Roger Mann, Casson Mann

Roger Mann is a co-founder of Casson Mann, a design company specialing in exhibitions, museums and interiors. Our last project with Roger was “Nelson, Navy, Nation”. This permanent exhibition at the National Maritime Museum is now open and admission is free.


What are you working on right now?

We have recently started working on two very exciting and rather different projects: a major gallery on the history of flight for the new Patricia and Phillip Frost Museum of Science in Miami, and a brand new museum for Blackpool to celebrate the unique place it holds in the development of British popular culture.  “Feathers to the stars” will show how human ingenuity, curiosity, and the impulse to see further and go farther gave rise to human flight.  Telling Blackpool’s story will be an “unconventional” experience: in a refurbished Pavilion Theatre within the Winter Gardens, we are seeking to create a dynamic blend of museum, visitor attraction and theatre, to bring together artifacts, multimedia and performance in a manner that communicates the lively spirit of this special town.

 

Favourite interior space in London?

I have to say the Central Hall at the Natural History Museum – recently renamed Hintze Hall. I’m a Londoner and since I can remember, along with many thousands of other kids growing up in this city, this was my favourite museum to visit. Waterhouse’s stunning Romanesque architecture animated by all the creatures playfully incorporated into the terracotta is magical, particularly with the sunlight streaming in. For the last year or so, we have been tasked with redeveloping this extraordinary space, to design new displays in all the side bays, the balconies and even look at what might replace the Diplodocus cast in the centre, and it feels like a huge privilege.

 

You use a clearly defined story as the filter for design decisions. How are you able to get the story so well defined? 

We place a great deal of emphasis on research and listening to experts, working with curators, and we have in-house expertise in developing narratives. As part of our process, we are always asking ourselves, ‘What do visitors really want to know? What will excite and inspire them?’.

 

Do your personal design preferences ever creep into a project, or is it always strictly about the story?

It is very much about the two coming together. The story is always the starting point and the challenge is how to transform that story into an engaging spatial experience for visitors. Knowing that most museum visitors do not want to read large amounts of text, it is important that every aspect of the environment helps to tell the story. To achieve this, the narrative provides the rationale for all the design decisions and material choices we make.

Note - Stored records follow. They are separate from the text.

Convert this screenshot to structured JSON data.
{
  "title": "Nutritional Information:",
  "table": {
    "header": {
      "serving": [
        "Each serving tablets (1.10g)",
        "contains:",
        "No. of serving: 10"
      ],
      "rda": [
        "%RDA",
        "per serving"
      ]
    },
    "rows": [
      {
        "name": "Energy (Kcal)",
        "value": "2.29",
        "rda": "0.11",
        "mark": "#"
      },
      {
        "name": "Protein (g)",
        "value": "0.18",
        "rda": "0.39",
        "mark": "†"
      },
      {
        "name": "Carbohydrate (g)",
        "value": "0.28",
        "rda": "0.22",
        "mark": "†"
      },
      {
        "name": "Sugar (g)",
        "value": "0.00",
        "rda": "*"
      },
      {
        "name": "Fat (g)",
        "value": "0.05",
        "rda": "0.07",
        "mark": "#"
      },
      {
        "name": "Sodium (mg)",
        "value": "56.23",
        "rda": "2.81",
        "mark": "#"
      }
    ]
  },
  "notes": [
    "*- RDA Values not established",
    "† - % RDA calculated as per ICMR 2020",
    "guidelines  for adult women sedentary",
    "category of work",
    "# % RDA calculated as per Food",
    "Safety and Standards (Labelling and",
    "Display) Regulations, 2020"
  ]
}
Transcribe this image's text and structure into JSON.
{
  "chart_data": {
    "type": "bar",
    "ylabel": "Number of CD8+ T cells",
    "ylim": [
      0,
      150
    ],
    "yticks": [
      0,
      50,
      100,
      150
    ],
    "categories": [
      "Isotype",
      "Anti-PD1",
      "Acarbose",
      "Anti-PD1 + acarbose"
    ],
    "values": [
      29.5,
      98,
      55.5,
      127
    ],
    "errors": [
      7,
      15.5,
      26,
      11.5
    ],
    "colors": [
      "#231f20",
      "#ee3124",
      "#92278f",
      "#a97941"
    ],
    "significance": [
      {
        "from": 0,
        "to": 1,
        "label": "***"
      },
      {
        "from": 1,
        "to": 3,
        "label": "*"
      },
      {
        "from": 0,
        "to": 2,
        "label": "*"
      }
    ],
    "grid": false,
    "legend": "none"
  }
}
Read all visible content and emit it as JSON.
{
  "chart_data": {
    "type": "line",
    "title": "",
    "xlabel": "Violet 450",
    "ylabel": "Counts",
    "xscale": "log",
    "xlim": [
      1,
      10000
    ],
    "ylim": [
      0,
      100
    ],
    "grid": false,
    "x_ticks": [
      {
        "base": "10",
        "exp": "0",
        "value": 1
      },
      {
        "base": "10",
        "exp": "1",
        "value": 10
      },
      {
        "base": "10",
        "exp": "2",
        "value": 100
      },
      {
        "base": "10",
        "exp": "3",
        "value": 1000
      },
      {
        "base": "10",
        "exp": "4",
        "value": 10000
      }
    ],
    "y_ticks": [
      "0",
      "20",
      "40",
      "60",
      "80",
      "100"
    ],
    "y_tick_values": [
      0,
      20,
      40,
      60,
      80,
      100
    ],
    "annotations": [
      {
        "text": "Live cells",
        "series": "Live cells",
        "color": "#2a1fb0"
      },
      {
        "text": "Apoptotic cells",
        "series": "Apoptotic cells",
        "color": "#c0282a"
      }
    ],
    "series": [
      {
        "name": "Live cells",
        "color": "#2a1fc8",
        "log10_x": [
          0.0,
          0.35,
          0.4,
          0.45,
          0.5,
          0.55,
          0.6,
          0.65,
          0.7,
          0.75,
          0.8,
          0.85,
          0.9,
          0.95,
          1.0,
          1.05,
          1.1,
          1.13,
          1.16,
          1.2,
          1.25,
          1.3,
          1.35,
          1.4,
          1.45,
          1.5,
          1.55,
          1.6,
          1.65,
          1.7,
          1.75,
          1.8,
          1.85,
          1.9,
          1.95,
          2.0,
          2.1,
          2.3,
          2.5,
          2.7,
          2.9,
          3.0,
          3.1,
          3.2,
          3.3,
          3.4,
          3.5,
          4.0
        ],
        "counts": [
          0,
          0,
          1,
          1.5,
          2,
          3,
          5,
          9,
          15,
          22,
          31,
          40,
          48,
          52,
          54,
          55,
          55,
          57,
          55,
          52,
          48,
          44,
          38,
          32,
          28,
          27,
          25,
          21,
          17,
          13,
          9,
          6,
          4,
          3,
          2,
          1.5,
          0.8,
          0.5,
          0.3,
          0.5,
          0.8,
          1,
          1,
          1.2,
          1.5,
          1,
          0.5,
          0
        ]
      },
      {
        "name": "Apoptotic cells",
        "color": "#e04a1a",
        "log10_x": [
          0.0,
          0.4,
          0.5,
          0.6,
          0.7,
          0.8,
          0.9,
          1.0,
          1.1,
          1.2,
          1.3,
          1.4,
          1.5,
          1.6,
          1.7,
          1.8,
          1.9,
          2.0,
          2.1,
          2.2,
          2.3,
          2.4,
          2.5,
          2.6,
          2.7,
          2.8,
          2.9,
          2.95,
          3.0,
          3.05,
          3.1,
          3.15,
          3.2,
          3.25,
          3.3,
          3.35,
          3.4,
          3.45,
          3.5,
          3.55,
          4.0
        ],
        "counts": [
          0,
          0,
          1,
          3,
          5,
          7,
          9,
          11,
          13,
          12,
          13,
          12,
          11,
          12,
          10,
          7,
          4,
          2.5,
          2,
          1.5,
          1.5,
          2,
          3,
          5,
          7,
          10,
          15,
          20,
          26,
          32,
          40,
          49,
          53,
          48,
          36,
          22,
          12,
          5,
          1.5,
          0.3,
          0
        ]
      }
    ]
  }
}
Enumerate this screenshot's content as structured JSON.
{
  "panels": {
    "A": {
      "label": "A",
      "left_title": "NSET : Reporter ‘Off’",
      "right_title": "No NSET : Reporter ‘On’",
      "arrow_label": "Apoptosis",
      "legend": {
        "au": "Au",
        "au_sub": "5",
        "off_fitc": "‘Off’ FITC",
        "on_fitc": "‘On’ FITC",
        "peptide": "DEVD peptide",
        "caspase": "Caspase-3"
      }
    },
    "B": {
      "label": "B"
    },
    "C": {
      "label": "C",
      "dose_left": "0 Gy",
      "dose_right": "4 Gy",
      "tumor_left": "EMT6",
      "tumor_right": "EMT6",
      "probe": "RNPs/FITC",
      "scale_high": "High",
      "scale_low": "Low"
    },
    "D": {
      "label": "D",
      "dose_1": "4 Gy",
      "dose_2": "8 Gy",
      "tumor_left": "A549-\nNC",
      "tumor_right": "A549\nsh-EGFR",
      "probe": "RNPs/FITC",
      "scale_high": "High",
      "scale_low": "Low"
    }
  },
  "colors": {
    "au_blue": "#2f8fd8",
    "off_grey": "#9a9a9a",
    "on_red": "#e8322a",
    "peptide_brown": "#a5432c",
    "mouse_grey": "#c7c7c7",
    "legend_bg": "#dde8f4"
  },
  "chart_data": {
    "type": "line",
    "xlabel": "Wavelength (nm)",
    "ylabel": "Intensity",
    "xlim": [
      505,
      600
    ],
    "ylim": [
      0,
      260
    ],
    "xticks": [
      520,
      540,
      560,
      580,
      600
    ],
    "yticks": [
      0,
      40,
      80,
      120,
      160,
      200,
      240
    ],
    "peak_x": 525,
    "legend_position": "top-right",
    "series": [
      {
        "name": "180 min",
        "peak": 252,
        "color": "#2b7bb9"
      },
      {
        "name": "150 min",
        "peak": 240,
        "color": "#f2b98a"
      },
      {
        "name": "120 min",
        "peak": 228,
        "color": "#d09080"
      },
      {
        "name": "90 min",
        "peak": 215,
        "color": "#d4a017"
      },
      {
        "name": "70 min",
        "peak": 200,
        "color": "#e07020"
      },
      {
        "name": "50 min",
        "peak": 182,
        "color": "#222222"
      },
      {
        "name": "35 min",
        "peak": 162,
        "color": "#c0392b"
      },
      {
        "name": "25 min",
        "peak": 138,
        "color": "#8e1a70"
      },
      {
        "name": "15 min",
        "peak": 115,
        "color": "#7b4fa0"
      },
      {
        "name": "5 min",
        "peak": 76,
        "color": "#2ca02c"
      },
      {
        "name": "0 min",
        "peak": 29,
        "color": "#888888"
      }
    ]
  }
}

At the same time, as an interior designer, I am passionate about creating meticulously detailed, dramatically lit, beautiful spaces; about orchestrating all aspects of a complex narrative environment – materiality, form, light, colour, sound, media, movement – into one holistic vision; about making environments that stimulate a heightened sense of spatial and sensory awareness in the visitor, a greater openness to engaging with the story.

Each project is bespoke – a tailored response to subject and context, rigorously driven by the story and finely tuned by personal sensibilities.

 

Cost will always impact the brief, but does cost ever limit design? 

We are very inventive, finding cost-effective ways of achieving impactful solutions, but it is important that client ambition and the budget are in the same ballpark from the very early stages of any project.

 

Any examples of how you have worked around a cost limitation?

Working with good cost consultants from the outset of a project very much allows us to avoid the situation arising.

 

When you visit an exhibition or a museum, what do you appreciate most?

Fantastic objects, great stories, clever and engaging interpretation, excellent lighting, materiality that is relevant, and spatial design that dynamically underpins the narrative and creates a unique visitor journey – when all this comes together it is usually a very memorable experience.

 

How should visitor spaces adapt for the Google generation?

Visitor spaces certainly need to attract the Google generation and we can learn a great deal from the way that young people discuss, share and interact with complex media. We really enjoy designing spaces that integrate digital media as the possibilities for bringing subjects to life become so interesting. But we believe that there is often nothing to beat an up-close experience with an original artifact – even for the Google generation.

 

We don’t read anymore. How has multimedia affected the visitor experience?

We think that multimedia – when it is used carefully and effectively – can really enhance the visitor experience. And did people ever read? It is difficult to think that those long text panels covered with clever words ever really got people excited …

 

Museums and Galleries have traditionally been places for to inform, to preserve and to share. Is this changing? 

No I don’t think it is. Museums and galleries might be changing. But they are becoming better places: better at informing, preserving and, certainly, better at sharing with audiences.